Reached for comment with regard to the NDMP issue, Isilon
spokesman Lucas Welch confirmed that Isilon does not yet have
certification with Legato, but that it was in the process of
qualification with both Legato and CommVault, and it already has
been certified with Symantec Corp.'s NetBackup. "Isilon's customers
have multiple ways of backing up and restoring their data," Welch
added. "NDMP is just one option among several."
"Isilon's not quite ready yet for general purpose NAS,"
according to Tony Asaro, analyst for the Enterprise Strategy Group.
"The core of the market is still not using them -- engineering
development departments may have a home directory on Isilon, but
the rest of corporate America isn't going to store their
mission-critical data on their system."
Taneja Group's O'Neill added that if Isilon is casting an eye
toward the enterprise NAS space, its technology should ideally also
support block-level access as NetApp's NAS/SAN systems do.
Archiving and compliance features would also be a plus, he
said.
"Their scalability and performance story is awesome," O'Neill
said. "They've already been able to make hay against NetApp in the
high-performance computing market, and the work they've already
done with NAS is not trivial."
Specifications on the new software
OneFS version 4.5 will now allow Isilon's IQ clusters to scale
up to 96 nodes, with one petabyte possible under a single file
system. According to Isilon founder and chief technology officer
Sujal Patel, previously the biggest clusters in actual
implementation belonged to MySpace.com, at 53 nodes. But, he said,
many of Isilon's customers, who traditionally have been at the very
bleeding edge of performance and capacity requirements, have
surpassed cluster limits every time they've been raised.
With aggregate throughput, the new capacity ceiling for clusters
means that the maximum performance for the IQ system has been
raised to 10 gigabytes per second (GBps). Isilon has added greater
failure tolerance to the system; now, up to three or four nodes
(depending on a user's licensing of the software) can fail without
downtime. Patel said the new failover design had been designed with
the same storage overhead -- some 20% to 25 % of capacity -- as
one- or two-node failover designs.
Lastly, the new SmartConnect feature allows users to zone
bandwidth to portions of the cluster and to direct different
traffic streams to different nodes of the cluster by virtualizing
their IP addresses.
"This creates a DNS [domain name system] delegation zone and
balances all the IPs by throughput," Kirchhoff said. "That's good,
because it means that all the traffic isn't coming in on one
specific IP address or node of the cluster."

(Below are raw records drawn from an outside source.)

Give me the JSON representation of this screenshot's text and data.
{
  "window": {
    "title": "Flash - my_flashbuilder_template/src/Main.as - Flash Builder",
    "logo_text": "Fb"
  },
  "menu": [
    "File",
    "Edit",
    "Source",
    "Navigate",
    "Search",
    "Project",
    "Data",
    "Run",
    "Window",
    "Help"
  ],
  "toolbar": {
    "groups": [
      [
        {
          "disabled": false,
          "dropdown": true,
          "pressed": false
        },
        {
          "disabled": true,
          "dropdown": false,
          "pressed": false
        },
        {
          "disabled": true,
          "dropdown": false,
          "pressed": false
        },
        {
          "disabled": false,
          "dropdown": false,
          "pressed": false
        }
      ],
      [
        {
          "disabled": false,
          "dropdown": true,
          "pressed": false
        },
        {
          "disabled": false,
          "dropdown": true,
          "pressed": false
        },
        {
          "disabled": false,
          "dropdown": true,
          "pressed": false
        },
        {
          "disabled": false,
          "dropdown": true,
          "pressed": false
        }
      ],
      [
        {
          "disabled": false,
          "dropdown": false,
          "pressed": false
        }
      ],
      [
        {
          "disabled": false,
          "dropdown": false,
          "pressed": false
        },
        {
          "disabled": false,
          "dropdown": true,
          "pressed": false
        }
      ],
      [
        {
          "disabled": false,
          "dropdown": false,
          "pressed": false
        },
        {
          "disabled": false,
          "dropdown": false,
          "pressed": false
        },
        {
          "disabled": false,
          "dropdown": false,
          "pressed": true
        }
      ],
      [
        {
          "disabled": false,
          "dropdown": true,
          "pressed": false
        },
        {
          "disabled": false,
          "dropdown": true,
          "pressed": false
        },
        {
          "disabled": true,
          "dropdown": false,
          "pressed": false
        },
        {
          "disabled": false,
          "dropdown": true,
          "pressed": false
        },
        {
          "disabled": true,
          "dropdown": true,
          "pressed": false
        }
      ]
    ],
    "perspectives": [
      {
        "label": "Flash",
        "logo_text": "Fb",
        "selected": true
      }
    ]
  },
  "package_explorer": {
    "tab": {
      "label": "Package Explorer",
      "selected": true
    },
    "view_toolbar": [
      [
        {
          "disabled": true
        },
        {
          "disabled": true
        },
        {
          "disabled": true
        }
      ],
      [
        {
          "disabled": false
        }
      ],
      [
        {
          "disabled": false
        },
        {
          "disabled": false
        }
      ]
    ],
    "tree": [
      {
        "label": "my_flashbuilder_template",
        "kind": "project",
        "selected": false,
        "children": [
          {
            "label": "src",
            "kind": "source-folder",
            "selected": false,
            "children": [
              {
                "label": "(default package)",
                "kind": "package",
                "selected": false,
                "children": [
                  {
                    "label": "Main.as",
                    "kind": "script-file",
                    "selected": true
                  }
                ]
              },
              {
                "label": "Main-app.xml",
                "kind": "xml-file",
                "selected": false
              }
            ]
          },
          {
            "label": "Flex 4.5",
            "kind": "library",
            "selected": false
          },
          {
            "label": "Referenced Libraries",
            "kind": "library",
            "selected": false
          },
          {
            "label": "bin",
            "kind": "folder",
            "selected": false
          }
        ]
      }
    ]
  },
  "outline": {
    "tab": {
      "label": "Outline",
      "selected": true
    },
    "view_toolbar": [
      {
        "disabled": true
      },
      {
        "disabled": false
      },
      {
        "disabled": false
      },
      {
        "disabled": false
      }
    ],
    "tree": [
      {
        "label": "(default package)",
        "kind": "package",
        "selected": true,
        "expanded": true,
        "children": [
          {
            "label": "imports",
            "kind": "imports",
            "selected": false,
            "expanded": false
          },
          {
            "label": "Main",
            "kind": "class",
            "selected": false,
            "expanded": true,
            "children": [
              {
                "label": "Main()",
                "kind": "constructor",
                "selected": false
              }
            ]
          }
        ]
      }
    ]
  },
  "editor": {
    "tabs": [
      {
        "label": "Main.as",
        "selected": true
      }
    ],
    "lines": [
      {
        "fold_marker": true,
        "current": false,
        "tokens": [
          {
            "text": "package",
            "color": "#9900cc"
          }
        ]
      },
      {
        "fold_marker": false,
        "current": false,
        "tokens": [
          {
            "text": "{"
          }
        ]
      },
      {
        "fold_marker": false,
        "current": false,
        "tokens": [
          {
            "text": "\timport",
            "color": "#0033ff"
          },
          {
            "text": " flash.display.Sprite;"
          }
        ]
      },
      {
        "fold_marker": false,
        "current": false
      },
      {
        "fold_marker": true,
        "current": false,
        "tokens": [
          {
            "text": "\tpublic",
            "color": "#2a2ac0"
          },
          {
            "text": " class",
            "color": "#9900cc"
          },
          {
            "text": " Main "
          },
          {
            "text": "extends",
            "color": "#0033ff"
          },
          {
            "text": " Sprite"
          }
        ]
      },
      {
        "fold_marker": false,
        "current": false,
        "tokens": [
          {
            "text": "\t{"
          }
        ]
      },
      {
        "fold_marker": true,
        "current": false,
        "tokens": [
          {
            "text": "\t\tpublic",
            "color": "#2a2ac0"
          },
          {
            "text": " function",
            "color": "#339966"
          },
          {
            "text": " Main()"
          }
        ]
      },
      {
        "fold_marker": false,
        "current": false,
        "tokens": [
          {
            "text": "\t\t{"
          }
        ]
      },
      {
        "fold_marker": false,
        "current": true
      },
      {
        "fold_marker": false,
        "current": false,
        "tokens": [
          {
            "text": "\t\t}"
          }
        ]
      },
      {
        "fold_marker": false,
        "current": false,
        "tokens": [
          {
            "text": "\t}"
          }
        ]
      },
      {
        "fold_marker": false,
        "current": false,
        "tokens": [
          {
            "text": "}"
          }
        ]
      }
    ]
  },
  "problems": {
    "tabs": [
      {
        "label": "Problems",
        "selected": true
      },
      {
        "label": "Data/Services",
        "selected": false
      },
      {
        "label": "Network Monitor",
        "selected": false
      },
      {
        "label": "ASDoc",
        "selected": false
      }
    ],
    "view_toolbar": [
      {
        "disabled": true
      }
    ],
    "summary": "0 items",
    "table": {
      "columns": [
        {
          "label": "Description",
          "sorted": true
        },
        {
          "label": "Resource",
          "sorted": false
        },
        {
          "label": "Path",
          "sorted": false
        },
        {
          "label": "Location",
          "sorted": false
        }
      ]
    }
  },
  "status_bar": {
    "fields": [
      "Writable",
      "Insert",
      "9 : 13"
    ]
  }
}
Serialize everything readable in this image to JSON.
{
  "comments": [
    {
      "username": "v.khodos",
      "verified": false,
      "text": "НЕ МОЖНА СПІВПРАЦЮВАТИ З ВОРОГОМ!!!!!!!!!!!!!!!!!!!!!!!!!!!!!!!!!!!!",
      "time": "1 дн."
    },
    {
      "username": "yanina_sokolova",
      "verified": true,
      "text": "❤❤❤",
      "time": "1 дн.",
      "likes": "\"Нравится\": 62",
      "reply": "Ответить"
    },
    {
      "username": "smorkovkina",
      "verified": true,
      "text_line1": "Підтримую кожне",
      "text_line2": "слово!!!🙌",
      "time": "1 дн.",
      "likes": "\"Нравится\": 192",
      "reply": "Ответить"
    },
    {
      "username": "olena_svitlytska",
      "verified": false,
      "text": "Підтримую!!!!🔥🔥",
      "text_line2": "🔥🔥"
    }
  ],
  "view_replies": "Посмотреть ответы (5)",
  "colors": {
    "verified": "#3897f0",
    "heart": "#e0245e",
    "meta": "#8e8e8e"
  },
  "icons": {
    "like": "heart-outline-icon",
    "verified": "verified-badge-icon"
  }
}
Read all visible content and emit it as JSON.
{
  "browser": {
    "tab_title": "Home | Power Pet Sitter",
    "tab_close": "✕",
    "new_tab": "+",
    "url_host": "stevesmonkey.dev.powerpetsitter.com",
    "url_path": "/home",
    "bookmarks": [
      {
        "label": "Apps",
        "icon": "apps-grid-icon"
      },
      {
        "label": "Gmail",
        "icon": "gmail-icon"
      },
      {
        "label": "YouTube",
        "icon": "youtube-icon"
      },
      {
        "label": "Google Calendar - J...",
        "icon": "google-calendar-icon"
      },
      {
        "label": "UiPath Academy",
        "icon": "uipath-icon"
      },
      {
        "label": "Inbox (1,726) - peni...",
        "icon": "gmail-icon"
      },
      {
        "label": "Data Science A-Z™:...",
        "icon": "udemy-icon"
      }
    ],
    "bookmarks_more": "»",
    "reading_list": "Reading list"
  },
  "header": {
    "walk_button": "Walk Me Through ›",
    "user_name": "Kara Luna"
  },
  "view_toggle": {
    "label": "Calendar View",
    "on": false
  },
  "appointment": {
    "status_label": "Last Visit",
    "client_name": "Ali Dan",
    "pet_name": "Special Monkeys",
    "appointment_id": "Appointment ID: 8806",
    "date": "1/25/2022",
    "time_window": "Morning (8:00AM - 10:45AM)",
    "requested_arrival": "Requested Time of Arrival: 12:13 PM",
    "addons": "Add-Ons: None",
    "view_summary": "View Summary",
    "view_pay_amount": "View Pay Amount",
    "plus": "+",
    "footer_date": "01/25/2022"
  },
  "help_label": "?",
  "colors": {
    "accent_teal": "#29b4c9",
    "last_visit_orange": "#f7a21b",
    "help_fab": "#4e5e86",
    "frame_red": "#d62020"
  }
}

The addition of the feature also quells some competitors'
attempts to muddy the waters around Isilon. Clustered NAS newcomer
Crosswalk Inc.
came out swinging against Isilon this past
April, calling its method of breaking up the file system through
one node a bottleneck.
SmartConnect is available starting at $4,950 per node, and
SnapshotIQ is available starting at $2,950 per node.